連名返信のお祝いメッセージ例(友人関係):
- 「ご結婚おめでとうございます。家族一同、喜んで出席いたします。晴れの日を楽しみにしています!」
- 「二人の晴れの日を夫婦でお祝いできることを楽しみにしています。素敵な式になりますように」
連名返信のお祝いメッセージ例(親族関係):
- 「このたびはおめでとうございます。家族揃って参列できることを大変うれしく思っております」
- 「ご結婚おめでとうございます。子ども連れで伺いますが、末永くよろしくお願いいたします」
メッセージは2〜3文で十分です。重要なのは、出席人数の情報が正確に伝わることです。
WEB招待状(オンライン招待状)での連名返信
オンライン招待状の場合、出席人数をフォームのドロップダウンや入力欄で指定するだけです。紙のはがきのような「消し方」や「余白への追記」は不要です。
2026年現在、スマートフォンから手軽に操作できるWEB招待状の普及が進んでいます。家族連れで出席する際、大人・子どもの人数を個別に入力できるフォームが増えており、会場側も正確な情報を把握しやすくなっています。

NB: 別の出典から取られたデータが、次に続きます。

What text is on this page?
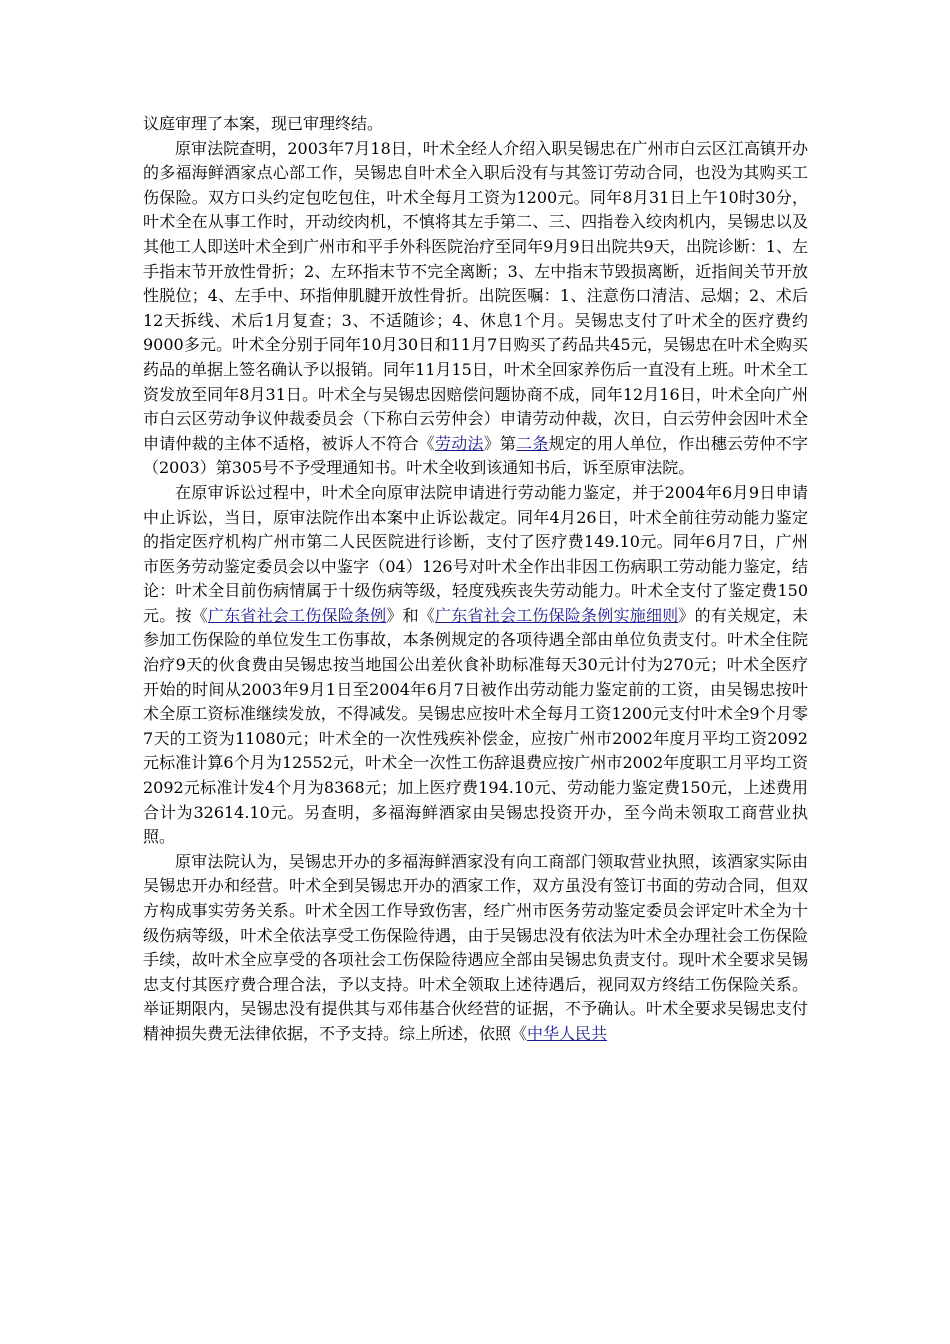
议庭审理了本案，现已审理终结。

原审法院查明，2003年7月18日，叶术全经人介绍入职吴锡忠在广州市白云区江高镇开办的多福海鲜酒家点心部工作，吴锡忠自叶术全入职后没有与其签订劳动合同，也没为其购买工伤保险。双方口头约定包吃包住，叶术全每月工资为1200元。同年8月31日上午10时30分，叶术全在从事工作时，开动绞肉机，不慎将其左手第二、三、四指卷入绞肉机内，吴锡忠以及其他工人即送叶术全到广州市和平手外科医院治疗至同年9月9日出院共9天，出院诊断：1、左手指末节开放性骨折；2、左环指末节不完全离断；3、左中指末节毁损离断，近指间关节开放性脱位；4、左手中、环指伸肌腱开放性骨折。出院医嘱：1、注意伤口清洁、忌烟；2、术后12天拆线、术后1月复查；3、不适随诊；4、休息1个月。吴锡忠支付了叶术全的医疗费约9000多元。叶术全分别于同年10月30日和11月7日购买了药品共45元，吴锡忠在叶术全购买药品的单据上签名确认予以报销。同年11月15日，叶术全回家养伤后一直没有上班。叶术全工资发放至同年8月31日。叶术全与吴锡忠因赔偿问题协商不成，同年12月16日，叶术全向广州市白云区劳动争议仲裁委员会（下称白云劳仲会）申请劳动仲裁，次日，白云劳仲会因叶术全申请仲裁的主体不适格，被诉人不符合《劳动法》第二条规定的用人单位，作出穗云劳仲不字（2003）第305号不予受理通知书。叶术全收到该通知书后，诉至原审法院。

在原审诉讼过程中，叶术全向原审法院申请进行劳动能力鉴定，并于2004年6月9日申请中止诉讼，当日，原审法院作出本案中止诉讼裁定。同年4月26日，叶术全前往劳动能力鉴定的指定医疗机构广州市第二人民医院进行诊断，支付了医疗费149.10元。同年6月7日，广州市医务劳动鉴定委员会以中鉴字（04）126号对叶术全作出非因工伤病职工劳动能力鉴定，结论：叶术全目前伤病情属于十级伤病等级，轻度残疾丧失劳动能力。叶术全支付了鉴定费150元。按《广东省社会工伤保险条例》和《广东省社会工伤保险条例实施细则》的有关规定，未参加工伤保险的单位发生工伤事故，本条例规定的各项待遇全部由单位负责支付。叶术全住院治疗9天的伙食费由吴锡忠按当地国公出差伙食补助标准每天30元计付为270元；叶术全医疗开始的时间从2003年9月1日至2004年6月7日被作出劳动能力鉴定前的工资，由吴锡忠按叶术全原工资标准继续发放，不得减发。吴锡忠应按叶术全每月工资1200元支付叶术全9个月零7天的工资为11080元；叶术全的一次性残疾补偿金，应按广州市2002年度月平均工资2092元标准计算6个月为12552元，叶术全一次性工伤辞退费应按广州市2002年度职工月平均工资2092元标准计发4个月为8368元；加上医疗费194.10元、劳动能力鉴定费150元，上述费用合计为32614.10元。另查明，多福海鲜酒家由吴锡忠投资开办，至今尚未领取工商营业执照。

原审法院认为，吴锡忠开办的多福海鲜酒家没有向工商部门领取营业执照，该酒家实际由吴锡忠开办和经营。叶术全到吴锡忠开办的酒家工作，双方虽没有签订书面的劳动合同，但双方构成事实劳务关系。叶术全因工作导致伤害，经广州市医务劳动鉴定委员会评定叶术全为十级伤病等级，叶术全依法享受工伤保险待遇，由于吴锡忠没有依法为叶术全办理社会工伤保险手续，故叶术全应享受的各项社会工伤保险待遇应全部由吴锡忠负责支付。现叶术全要求吴锡忠支付其医疗费合理合法，予以支持。叶术全领取上述待遇后，视同双方终结工伤保险关系。举证期限内，吴锡忠没有提供其与邓伟基合伙经营的证据，不予确认。叶术全要求吴锡忠支付精神损失费无法律依据，不予支持。综上所述，依照《中华人民共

WEB招待状の連名返信で入力する主な情報は次のとおりです。
- 出欠の選択(出席 / 欠席)
- 出席者の氏名(代表者 または 全員)
- 出席人数(大人・子どもの内訳)
- 食事制限・アレルギー(子どもがいる場合は特に重要)
- メッセージ(任意)
オンライン形式では操作ミスも少なく、修正もその場で対応できるため、紙のはがきよりもむしろ連名返信に向いている形式といえます。
マナー上の注意点まとめ
| よくあるミス | なぜ問題か | 正しい対応 |
|---|---|---|
| 全員分の返信はがきを別々に送る | 枚数が増え、新郎新婦の管理に混乱を与える | 1枚にまとめて全員の名前・人数を記載 |
| 子どもの人数を書き忘れる | 席・料理・引き出物の数が合わなくなる | 大人・子どもの内訳と年齢を明記 |
| 「御芳名」の消し方を間違える | 敬語が残ったままになり失礼にあたる | 「御芳」の2文字を丁寧に二重線で消す |
| 出席人数が不明確 | 「夫婦で」という表現だけでは2名か不明 | 「○名」と数字で人数を必ず明示 |
| 返信期限を過ぎてから送る | 会場・料理の手配に影響が出る | 期限の2〜3日前までに投函する |
| メッセージ欄を空白のまま返送する | マナーとして素っ気ない印象を与える | 一言お祝いの言葉を添える |
まとめ
連名・夫婦・家族での返信はがきは、以下の3点を押さえれば迷いません。
- 返信はがきは1枚でよい — 全員分をまとめて記載する
- 出席人数を数字で明記する — 大人・子どもの内訳、乳幼児の年齢も書くと丁寧
- 一部欠席の場合は理由と人数を余白に書く — 「○名出席」と明確に
新郎新婦にとって人数把握は会場・料理・引き出物の手配に直結する重要情報です。正確に、そして早めに返信することがゲストとしての最大のマナーです。
返信と同時にお祝いのメッセージを書く際は、関係性に合ったトーンで、忌み言葉を避けて簡潔にまとめることが大切です。